This is both a stunningly beautiful building and also home to very impressive Museum of Moroccan Arts. Through a solid wooden and past the trick office (look opposite to the “notice-board” which will tell you about any temporary exhibits or particular things of interest at that time), you follow a well marked route by signposted cabinets of Berber jewellery and daggers, swords and other weapons, both intricate and deadly in design. The rooms themselves are glorious as well, doors and window-cases in painted cedar wood though sadly there’s no photography allowed inside (and you’ll find yourself shadowed by an apparently well-meaning chap, who isn’t in fact a guide but more a guard).

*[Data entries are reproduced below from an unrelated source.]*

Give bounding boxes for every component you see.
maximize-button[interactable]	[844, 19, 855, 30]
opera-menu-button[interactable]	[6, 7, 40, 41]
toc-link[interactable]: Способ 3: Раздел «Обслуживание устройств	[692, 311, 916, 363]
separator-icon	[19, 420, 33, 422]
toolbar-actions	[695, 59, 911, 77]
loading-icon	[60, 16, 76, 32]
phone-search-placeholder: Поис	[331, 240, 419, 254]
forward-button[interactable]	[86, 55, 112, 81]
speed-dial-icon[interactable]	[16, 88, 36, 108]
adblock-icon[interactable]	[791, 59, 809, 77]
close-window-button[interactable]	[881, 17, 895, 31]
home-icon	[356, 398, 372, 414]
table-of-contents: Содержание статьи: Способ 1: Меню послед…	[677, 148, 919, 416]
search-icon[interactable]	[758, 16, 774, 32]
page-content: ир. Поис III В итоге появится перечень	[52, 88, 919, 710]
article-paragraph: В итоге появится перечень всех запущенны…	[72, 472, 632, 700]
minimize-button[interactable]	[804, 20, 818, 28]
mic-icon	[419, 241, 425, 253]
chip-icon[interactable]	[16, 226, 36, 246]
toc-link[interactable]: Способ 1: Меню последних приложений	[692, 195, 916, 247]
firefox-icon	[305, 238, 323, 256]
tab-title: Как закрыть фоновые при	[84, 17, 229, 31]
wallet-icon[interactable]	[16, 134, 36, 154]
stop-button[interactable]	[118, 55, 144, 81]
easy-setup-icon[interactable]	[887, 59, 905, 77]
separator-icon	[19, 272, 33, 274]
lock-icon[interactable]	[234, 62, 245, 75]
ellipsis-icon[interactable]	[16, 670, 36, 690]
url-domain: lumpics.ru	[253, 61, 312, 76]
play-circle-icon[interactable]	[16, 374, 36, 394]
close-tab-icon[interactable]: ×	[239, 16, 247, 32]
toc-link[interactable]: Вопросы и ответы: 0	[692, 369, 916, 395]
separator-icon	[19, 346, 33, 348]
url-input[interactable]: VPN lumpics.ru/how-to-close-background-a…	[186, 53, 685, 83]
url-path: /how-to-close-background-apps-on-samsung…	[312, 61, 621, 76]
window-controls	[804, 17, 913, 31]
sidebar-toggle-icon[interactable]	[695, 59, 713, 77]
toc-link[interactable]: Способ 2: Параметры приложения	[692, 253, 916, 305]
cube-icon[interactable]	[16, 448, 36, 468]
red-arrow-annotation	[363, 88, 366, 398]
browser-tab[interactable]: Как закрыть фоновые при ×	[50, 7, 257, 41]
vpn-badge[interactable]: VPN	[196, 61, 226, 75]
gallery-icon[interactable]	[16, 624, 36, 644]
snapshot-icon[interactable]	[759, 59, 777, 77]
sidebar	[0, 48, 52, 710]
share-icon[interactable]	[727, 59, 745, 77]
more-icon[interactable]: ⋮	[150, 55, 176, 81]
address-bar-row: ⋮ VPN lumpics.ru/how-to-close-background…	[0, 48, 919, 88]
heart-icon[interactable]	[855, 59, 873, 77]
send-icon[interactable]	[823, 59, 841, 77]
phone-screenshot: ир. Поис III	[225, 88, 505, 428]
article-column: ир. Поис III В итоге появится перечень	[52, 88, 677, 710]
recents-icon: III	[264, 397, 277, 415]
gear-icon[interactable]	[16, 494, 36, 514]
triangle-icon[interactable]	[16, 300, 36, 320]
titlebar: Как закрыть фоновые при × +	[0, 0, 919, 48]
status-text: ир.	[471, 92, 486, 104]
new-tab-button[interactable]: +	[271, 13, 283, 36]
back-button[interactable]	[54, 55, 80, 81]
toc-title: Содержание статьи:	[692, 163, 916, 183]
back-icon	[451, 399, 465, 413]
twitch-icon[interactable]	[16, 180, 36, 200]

Eventually you’ll go out into a lovely courtyard with fountains and orange groves and flowers. In four chambers set off from the main courtyard, there are also interesting curios, like a selection of C18 barber’s implements and hamman tools, all beautifully preserved. Look out as well for the cabinets of costumes (including some wild hats) and the painted furniture.
Alongside the door panels, window frames and painted ceilings, there are also wedding chairs (apparently used for carrying the bride, veiled and hidden, to her new home) and painted, decorated prayer steps and lastly, don’t miss the fairground swings, shaped like a wooden Ferris wheel, and used for children until the early 1960s (they’re dismantled so you have to use your imagination a little).